By Yashaswini Swamynathan

(Reuters) - Wall Street climbed higher on Friday, lifted by a much better-than-expected nonfarm payrolls data and as financial stocks gained on expectations of simpler bank regulations.

The U.S. Labor Department said 227,000 jobs were created in the public and private sectors in January, as construction and retailers ramped up hiring. Economists had expected 175,000 jobs to be added.

Unemployment rate ticked up to 4.8 percent, still below the 5 percent level considered to be full employment.

However, average hourly wages grew by only three cents or 0.1 percent.

"Continued strong job creation is tempered by the renewed sluggishness in wage growth, raising questions once again about the extent to which the functioning of the labor market has evolved," said Mohamed El-Erian, chief economic adviser at Allianz in Newport Beach, California.

 

"The sluggish wage growth will make the Fed more cautious about hiking in March."

Chicago Federal Reserve President and voting member Charles Evans said the central bank should raise interest rates gradually even as fiscal policies under President Donald Trump are likely to help push economic growth beyond sustainable levels.
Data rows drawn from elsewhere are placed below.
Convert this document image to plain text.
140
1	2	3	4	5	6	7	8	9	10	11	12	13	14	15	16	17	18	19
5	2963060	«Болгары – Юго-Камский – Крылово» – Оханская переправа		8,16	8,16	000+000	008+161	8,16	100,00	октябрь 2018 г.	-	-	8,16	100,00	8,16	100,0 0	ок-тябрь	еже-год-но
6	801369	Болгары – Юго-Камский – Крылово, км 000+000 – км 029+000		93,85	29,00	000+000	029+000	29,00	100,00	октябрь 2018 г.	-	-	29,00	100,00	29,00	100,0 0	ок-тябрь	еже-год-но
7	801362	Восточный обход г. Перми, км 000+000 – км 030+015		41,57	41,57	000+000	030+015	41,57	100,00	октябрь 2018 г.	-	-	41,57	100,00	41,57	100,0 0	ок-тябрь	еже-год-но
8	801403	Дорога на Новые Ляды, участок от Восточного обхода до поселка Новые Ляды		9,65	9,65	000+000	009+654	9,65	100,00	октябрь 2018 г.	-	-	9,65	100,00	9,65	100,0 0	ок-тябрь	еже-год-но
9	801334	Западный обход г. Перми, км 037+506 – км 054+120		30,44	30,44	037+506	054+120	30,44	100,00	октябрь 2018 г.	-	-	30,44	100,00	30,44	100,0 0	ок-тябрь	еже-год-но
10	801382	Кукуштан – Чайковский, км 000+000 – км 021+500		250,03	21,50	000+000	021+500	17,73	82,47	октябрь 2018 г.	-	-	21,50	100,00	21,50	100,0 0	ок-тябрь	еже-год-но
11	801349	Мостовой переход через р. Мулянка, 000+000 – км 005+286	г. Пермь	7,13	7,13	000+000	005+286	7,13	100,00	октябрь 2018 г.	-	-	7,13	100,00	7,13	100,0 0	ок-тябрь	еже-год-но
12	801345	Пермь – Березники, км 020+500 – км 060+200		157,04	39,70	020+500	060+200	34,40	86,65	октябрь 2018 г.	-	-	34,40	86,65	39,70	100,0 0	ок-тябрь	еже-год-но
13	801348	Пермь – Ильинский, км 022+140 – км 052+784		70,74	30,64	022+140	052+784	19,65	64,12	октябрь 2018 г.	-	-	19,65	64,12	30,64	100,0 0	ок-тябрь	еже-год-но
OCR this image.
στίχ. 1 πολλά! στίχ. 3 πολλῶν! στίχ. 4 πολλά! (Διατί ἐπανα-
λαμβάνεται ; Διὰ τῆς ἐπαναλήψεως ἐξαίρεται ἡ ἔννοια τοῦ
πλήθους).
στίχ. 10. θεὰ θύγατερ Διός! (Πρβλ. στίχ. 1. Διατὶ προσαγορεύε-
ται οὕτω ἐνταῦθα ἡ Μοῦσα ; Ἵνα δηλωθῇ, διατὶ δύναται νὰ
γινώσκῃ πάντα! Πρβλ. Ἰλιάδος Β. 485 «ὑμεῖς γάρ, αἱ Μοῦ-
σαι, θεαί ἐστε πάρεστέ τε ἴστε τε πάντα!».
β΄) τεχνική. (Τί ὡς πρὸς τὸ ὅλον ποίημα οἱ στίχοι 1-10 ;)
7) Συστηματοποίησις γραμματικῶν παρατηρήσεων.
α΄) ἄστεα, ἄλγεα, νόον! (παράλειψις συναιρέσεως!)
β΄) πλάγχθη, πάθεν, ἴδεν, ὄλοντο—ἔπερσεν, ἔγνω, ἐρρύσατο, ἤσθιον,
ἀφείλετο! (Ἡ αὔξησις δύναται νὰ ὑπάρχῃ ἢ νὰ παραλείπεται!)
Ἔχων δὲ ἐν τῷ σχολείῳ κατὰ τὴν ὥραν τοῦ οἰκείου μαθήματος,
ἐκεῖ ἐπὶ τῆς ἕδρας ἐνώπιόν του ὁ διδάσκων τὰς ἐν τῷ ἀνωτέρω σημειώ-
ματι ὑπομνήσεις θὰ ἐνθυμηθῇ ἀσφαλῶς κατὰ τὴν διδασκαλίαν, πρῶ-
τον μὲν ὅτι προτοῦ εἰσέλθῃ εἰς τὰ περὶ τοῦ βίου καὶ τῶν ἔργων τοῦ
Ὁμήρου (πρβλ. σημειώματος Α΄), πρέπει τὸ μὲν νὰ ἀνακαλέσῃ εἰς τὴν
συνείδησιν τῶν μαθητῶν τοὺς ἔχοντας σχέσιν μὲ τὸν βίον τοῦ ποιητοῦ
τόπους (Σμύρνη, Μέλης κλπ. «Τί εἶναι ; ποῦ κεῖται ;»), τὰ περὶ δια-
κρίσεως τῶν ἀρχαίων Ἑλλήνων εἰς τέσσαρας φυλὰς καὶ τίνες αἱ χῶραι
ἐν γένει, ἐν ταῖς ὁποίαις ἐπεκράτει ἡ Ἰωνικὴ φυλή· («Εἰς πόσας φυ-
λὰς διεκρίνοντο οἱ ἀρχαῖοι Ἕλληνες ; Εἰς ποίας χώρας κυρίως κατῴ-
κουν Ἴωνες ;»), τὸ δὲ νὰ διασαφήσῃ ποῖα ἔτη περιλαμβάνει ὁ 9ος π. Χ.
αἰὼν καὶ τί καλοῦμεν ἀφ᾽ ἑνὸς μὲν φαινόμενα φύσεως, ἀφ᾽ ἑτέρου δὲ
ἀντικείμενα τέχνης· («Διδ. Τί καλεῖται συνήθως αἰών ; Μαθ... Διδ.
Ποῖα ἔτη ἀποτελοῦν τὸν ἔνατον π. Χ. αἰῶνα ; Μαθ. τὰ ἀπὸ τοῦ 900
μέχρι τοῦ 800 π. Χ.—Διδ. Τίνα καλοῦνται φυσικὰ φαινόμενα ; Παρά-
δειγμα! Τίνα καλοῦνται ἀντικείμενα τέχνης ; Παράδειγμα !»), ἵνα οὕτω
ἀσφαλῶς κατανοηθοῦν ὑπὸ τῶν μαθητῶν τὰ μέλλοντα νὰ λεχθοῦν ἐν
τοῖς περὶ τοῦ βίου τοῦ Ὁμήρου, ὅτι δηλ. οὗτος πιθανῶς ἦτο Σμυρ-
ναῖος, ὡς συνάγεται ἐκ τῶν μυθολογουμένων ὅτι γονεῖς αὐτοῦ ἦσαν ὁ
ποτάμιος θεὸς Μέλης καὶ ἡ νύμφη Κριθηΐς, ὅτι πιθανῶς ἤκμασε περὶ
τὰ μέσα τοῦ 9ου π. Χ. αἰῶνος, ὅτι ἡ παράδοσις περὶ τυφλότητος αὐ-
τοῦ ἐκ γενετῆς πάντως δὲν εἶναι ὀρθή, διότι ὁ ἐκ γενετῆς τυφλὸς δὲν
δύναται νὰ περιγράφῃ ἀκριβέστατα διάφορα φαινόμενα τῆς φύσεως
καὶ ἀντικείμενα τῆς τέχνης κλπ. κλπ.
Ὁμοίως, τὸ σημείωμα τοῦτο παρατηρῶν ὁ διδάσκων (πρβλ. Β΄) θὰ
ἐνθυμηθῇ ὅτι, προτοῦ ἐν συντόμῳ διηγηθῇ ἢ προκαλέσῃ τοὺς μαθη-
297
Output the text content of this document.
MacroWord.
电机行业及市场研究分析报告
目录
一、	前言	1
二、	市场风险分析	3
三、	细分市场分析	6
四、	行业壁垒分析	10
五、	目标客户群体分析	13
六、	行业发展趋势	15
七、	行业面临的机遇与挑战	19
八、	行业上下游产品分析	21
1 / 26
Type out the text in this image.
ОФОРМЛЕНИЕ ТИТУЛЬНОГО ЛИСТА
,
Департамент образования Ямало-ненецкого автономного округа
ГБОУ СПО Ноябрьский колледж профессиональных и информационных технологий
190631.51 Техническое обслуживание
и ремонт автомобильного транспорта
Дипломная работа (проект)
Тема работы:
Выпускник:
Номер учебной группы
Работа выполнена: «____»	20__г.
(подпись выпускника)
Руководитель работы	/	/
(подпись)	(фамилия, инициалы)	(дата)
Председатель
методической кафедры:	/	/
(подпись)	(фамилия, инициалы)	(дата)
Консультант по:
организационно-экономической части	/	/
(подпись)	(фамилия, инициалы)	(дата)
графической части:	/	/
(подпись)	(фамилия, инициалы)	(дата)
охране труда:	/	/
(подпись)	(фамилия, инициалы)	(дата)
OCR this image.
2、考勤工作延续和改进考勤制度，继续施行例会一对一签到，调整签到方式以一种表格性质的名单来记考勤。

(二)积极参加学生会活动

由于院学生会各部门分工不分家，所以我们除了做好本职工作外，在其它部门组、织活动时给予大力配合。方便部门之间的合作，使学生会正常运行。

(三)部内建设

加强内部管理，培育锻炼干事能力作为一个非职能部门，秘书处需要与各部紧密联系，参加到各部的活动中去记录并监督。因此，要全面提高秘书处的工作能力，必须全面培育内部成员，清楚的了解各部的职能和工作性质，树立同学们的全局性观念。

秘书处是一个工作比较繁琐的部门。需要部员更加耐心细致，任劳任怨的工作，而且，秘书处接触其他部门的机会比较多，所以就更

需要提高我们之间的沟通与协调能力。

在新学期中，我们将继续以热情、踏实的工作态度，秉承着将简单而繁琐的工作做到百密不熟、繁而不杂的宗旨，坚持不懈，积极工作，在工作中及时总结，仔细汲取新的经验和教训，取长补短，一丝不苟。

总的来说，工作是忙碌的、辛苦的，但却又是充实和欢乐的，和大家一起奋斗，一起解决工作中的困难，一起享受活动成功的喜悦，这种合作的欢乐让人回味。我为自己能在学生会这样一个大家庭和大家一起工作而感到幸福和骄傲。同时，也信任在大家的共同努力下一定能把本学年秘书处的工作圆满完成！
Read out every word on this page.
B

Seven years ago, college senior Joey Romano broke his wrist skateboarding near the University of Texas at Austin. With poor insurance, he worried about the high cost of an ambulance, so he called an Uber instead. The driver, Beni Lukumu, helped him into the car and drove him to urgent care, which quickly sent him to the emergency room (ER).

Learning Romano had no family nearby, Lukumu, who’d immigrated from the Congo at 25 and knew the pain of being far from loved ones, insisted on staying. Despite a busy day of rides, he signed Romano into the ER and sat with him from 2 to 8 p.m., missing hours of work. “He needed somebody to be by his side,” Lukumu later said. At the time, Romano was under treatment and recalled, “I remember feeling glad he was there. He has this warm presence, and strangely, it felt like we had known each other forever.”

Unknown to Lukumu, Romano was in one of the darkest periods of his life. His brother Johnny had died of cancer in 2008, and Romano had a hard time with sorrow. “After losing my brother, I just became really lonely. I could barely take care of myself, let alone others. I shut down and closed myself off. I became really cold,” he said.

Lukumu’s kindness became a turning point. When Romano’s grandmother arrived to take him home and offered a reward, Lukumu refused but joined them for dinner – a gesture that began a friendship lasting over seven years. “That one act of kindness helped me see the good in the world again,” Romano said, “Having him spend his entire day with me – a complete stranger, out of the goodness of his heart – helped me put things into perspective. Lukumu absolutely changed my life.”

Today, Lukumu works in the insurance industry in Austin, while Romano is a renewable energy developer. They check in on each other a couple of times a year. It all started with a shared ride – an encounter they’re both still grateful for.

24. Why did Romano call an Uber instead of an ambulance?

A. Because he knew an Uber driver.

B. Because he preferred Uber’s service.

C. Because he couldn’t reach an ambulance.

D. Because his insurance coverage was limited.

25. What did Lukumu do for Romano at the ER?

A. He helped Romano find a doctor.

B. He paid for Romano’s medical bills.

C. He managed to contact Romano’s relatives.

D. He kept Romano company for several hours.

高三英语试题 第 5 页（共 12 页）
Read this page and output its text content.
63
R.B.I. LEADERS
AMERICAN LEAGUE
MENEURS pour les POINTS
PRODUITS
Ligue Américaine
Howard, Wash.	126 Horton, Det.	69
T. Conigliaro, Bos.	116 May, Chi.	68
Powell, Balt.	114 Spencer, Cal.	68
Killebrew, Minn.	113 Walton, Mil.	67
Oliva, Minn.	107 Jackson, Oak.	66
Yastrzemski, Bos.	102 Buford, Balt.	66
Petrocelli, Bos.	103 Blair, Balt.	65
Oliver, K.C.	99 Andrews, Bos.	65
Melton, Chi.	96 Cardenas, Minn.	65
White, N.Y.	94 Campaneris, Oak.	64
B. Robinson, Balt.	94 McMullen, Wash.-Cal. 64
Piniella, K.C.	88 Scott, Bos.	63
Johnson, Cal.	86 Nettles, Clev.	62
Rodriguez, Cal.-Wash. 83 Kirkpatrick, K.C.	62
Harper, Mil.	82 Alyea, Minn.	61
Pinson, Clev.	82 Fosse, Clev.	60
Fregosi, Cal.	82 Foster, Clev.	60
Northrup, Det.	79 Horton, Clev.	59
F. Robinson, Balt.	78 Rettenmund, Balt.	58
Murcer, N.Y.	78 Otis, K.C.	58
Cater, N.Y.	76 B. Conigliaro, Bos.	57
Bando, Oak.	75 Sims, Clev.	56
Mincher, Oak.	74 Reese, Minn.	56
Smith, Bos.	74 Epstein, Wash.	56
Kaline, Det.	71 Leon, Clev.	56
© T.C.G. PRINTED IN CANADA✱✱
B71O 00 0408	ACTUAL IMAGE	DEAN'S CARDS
Bank stocks rose as Trump prepared to scale back the Dodd-Frank Wall Street reform law, which was enacted in the wake of the 2007-2009 financial crisis.

The S&P 500 financial sector rose 1.4 percent, outperforming the gains in the other nine major S&P sectors.

Citigroup, Bank of America, Goldman Sachs and JPMorgan were up between 1.6 percent and 2.3 percent.

At 9:34 a.m. ET (1434 GMT), the Dow Jones Industrial Average was up 88.67 points, or 0.45 percent, at 19,973.58.

The S&P 500 was up 8.1 points, or 0.35 percent, at 2,288.95 and the Nasdaq Composite was up 13.86 points, or 0.25 percent, at 5,650.06.

Among stocks, Dow component Visa rose 4.2 percent to $85.75 following quarterly profit and revenue that beat analysts' expectations.

Amazon.com fell 4 percent to $805.59 after the world's largest online retailer forecast a surprise dip in operating profit for the current quarter. The stock was the biggest drag on the S&P 500 consumer discretionary index.

Apparel and footwear maker Deckers Outdoor dropped 21 percent to $43.87 after missing quarterly revenue estimates.

Advancing issues outnumbered decliners on the NYSE by 2,088 to 508. On the Nasdaq, 1,674 issues rose and 532 fell.

The S&P 500 index showed 13 new 52-week highs and three new lows, while the Nasdaq recorded 50 new highs and five new lows.